Canadian systems engineer Peter Adkins found the devices were susceptible to remote access attacks, the most severe of which was the ability to hijack DNS settings via a cross-site request forgery vulnerability (CSRF):

Due to the nature of the ping.ccp vulnerability, an attacker can gain root access, hijack DNS settings or execute arbitrary commands on these devices [by] the user simply visiting a webpage with a malicious HTTP form embedded (via CSRF).

Adkins said he published his findings last week, after communication with D-Link had ended more than a month previously.

D-Link has now acknowledged the existence of a problem, saying that three new firmware updates have been released for its DIR-820L router.

In an advisory, the company said it will release additional firmware updates over the coming week, encompassing the following router models:

  • DIR-626L
  • DIR-636L
  • DIR-808L
  • DIR-810L
  • DIR-826L
  • DIR-830L
  • DIR-836L

Adkins believes additional products are also affected.

D-Link confirmed Adkin’s research, explaining the existence of three potential vulnerabilities in at least some of its router lineup:

[The] first vulnerability reportedly relates to a malicious user who might be connected to the LAN-side of the device to use the devices upload utility to load malicious code without authentication.
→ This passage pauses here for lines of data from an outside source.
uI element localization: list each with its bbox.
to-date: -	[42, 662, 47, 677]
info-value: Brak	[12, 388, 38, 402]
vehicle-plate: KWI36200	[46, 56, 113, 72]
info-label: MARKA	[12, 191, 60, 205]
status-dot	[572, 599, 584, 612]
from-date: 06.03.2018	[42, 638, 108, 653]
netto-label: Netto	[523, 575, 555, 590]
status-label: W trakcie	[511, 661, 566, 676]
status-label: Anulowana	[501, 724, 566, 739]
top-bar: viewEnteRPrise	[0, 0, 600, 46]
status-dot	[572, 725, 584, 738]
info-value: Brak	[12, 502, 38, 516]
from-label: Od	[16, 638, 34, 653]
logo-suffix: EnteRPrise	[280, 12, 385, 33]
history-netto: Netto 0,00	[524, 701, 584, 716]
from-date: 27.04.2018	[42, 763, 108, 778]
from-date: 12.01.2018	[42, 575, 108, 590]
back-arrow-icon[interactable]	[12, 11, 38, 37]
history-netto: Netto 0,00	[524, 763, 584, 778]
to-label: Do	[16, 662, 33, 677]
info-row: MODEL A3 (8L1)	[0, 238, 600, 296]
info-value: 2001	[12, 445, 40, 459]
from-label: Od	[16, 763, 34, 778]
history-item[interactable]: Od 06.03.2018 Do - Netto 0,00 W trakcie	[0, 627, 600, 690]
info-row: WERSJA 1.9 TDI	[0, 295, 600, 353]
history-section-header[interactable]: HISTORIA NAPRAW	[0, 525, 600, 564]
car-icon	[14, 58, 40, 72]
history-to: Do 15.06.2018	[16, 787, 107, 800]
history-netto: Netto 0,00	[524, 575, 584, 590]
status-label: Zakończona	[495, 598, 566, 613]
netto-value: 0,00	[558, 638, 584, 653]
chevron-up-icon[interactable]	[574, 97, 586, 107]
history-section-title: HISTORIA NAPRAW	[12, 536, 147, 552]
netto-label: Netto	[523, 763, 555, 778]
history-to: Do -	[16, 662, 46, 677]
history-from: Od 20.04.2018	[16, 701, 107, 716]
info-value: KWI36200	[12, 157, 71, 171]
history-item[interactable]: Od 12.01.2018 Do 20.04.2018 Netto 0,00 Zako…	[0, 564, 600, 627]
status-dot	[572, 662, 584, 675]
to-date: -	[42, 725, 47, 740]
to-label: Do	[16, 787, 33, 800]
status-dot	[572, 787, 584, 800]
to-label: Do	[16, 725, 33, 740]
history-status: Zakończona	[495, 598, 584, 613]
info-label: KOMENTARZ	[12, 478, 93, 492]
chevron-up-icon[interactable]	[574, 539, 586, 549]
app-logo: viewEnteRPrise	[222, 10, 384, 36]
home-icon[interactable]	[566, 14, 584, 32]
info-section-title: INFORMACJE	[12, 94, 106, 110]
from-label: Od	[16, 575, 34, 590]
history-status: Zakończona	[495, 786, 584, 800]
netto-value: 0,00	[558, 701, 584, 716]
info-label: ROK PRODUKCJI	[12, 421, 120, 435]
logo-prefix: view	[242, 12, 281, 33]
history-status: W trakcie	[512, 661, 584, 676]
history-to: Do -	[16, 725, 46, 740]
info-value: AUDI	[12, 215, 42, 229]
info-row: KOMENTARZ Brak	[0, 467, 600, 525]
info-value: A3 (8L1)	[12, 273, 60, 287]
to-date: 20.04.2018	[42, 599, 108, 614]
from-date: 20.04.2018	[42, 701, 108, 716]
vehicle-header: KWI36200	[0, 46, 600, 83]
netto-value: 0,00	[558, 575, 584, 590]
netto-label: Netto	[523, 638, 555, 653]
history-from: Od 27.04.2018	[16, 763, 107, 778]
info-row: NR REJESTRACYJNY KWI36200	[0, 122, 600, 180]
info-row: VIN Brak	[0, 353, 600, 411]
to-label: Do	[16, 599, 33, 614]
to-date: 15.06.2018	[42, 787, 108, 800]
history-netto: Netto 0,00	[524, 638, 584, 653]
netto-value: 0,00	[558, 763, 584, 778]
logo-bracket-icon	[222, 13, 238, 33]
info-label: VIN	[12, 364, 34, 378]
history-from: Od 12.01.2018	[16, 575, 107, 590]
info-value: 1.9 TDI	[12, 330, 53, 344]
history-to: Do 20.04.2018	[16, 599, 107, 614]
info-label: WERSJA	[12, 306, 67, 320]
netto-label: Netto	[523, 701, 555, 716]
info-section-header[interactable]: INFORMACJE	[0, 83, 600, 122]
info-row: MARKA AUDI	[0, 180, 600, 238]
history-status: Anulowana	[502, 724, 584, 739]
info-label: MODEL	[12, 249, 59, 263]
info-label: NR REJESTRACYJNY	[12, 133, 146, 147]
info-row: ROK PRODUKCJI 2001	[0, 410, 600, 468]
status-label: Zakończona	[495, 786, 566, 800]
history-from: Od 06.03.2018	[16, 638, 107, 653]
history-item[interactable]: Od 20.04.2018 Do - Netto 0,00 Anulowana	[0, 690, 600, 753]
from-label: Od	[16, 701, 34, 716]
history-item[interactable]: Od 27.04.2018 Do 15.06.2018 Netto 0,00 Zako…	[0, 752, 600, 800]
A second vulnerability reportedly relates to the device’s ping utility that might permit command injection without authentication.

A third vulnerability reportedly may exploit certain chipset utilities in firmware to potentially permit a malicious user an attack disclosing information about the devices configuration.

D-Link made several recommendations to its affected customers:

  • Check their router’s history, looking for any signs of unauthorised access. They should also disable remote administrative access if they haven’t already done so.
  • Ensure that Wi-Fi connections are secured with suitable encryption, and connected devices are kept fully patched and scanned on a regular basis with security software.
  • Revisit the advisory page on a regular basis to check for firmware announcements, making sure they are installed as soon as available.

D-Link is no stranger to security issues with its routers – last month we wrote about how the DSL-2740R had been found to be vulnerable to traffic rerouting and DNS hijacking and, in 2013, we brought you news of “Joel’s Backdoor“, an easy means to gain backdoor access to the administration interface on a number of the company’s routers.